Racine has taken many of the same steps as Kenosha, Mason said.
Mason and others mayors started meeting and comparing notes after the April election. For months, they’ve worked together to come up with methods of successful, easy voting for November.
“It’s really been a great collaboration to talk to other mayors about what strategies they’re using to efficiently run their cities. And certainly elections and the pandemic are front and center.”
Racine has set up10 early voting locations in the city through Sunday. Sixteen early voting drop boxes are also available around the city. Officials have also installed plexiglass, and PPE is available at polling locations.
‘Government doing two things’
“At the end of the day, this is really about government doing two things that are really important: No. 1, keeping people healthy and safe, which is a challenge in the midst of a pandemic,” Mason said. “No. 2, running free and fair elections.
“So we take both of those responsibilities very, very seriously at this time, and think we have learned from one another. And that collaboration’s really been a great opportunity for all of us.”
With reports nationally about voter intimidation at the polls, Mason and other mayors ensured that voters will be kept safe.
“Certainly, we plan on taking steps making sure that on Election Day people are able to vote safely,” Mason said. “Be that dealing with COVID or any form of intimidation that might exist there.”
Wisconsin law prevents counting absentee ballots before Nov. 3
Another challenge Barrett pointed out is that absentee ballots can’t be counted until Election Day under law in Wisconsin.
“This is something whether you’re in a Democrat-controlled part of the state or a Republican-controlled part of the state.

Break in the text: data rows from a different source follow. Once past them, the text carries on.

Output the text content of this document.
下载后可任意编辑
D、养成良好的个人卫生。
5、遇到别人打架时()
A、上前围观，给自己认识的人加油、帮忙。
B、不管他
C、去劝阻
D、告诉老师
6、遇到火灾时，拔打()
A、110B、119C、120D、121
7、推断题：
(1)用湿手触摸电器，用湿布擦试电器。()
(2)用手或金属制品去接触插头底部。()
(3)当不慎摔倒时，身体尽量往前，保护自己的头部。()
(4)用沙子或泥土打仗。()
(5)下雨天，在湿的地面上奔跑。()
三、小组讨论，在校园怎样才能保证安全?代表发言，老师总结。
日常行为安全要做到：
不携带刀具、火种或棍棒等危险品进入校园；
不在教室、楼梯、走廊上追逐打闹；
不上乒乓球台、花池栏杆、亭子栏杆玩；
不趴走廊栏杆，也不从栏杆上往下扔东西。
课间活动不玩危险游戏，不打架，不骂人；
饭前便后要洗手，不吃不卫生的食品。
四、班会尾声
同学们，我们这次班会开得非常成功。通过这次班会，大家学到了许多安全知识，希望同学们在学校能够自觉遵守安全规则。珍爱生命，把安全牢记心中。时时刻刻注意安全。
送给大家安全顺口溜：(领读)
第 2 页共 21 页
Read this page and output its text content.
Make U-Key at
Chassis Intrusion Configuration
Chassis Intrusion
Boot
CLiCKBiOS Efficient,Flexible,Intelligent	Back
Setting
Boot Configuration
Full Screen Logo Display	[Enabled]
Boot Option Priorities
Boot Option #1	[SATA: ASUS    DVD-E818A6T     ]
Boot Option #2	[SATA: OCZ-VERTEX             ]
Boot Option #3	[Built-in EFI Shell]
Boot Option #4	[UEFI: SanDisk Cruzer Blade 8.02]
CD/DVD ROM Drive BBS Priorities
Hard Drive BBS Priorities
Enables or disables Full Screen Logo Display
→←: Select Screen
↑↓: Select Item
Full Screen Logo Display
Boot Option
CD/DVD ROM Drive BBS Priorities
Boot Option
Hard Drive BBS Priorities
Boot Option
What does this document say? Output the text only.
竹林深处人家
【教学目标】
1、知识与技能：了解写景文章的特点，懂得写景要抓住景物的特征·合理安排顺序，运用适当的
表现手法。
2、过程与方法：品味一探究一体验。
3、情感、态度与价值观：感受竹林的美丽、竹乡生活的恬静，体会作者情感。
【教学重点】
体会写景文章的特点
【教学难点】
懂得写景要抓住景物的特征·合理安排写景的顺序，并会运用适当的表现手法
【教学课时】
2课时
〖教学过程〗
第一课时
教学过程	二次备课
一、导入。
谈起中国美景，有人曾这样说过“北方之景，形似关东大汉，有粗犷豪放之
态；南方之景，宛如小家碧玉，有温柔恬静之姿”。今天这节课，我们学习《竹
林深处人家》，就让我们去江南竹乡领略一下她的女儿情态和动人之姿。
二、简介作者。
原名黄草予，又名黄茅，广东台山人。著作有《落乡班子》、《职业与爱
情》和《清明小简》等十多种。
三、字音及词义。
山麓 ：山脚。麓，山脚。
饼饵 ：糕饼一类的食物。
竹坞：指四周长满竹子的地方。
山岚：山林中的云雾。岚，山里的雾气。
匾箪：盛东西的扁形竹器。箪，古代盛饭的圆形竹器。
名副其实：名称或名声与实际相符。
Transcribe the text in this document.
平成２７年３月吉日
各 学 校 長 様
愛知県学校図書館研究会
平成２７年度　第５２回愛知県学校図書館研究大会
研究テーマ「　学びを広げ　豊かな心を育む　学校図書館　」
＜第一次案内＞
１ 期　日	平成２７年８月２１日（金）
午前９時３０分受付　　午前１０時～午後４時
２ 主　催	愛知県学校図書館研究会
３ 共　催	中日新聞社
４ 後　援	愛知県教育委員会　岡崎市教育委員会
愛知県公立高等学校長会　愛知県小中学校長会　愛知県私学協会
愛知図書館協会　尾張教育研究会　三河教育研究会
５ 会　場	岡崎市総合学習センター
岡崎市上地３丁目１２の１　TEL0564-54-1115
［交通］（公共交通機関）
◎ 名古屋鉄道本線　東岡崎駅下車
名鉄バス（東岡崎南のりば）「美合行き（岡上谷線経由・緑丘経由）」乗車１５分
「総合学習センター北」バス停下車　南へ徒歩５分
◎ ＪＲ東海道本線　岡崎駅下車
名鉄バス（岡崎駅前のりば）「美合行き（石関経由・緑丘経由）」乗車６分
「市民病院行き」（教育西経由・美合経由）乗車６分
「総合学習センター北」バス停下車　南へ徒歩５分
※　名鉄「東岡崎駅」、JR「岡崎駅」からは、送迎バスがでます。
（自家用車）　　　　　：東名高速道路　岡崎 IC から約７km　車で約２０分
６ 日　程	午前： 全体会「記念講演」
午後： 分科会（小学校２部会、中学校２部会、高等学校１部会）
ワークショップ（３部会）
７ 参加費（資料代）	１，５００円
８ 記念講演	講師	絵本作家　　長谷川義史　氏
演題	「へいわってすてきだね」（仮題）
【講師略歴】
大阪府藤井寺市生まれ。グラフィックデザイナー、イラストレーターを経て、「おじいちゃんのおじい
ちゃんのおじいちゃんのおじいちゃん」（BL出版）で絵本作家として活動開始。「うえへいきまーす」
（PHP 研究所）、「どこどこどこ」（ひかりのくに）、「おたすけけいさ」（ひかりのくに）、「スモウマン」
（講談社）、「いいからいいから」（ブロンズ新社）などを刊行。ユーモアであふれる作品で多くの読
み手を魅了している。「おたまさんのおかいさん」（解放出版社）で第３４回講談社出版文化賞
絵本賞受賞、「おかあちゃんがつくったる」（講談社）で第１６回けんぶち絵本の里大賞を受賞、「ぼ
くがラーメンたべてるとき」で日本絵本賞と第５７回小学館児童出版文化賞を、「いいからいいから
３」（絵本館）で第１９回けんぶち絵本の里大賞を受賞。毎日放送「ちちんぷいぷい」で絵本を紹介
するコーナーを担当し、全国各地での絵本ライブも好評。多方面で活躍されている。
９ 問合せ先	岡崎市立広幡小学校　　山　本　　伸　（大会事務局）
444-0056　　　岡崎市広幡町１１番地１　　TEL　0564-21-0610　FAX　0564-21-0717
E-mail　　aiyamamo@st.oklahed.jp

Clerks around the state have asked our Legislature to change this, and they haven’t done so.”
“This is still very much on the plate to have changed. Again, we’re one of the few states that does not allow us to count these ballots early, and that clearly has to be changed.”
Antaramian also voiced his support for changing the law, which puts a burden on local clerks’ offices.
“The Legislature does need to change how we’re doing this,” he said. “Because we’re going to have close to over 30,000 ballots early voting. And it would be helpful for us to do a similar type of situation to be able to count them sooner rather than later.”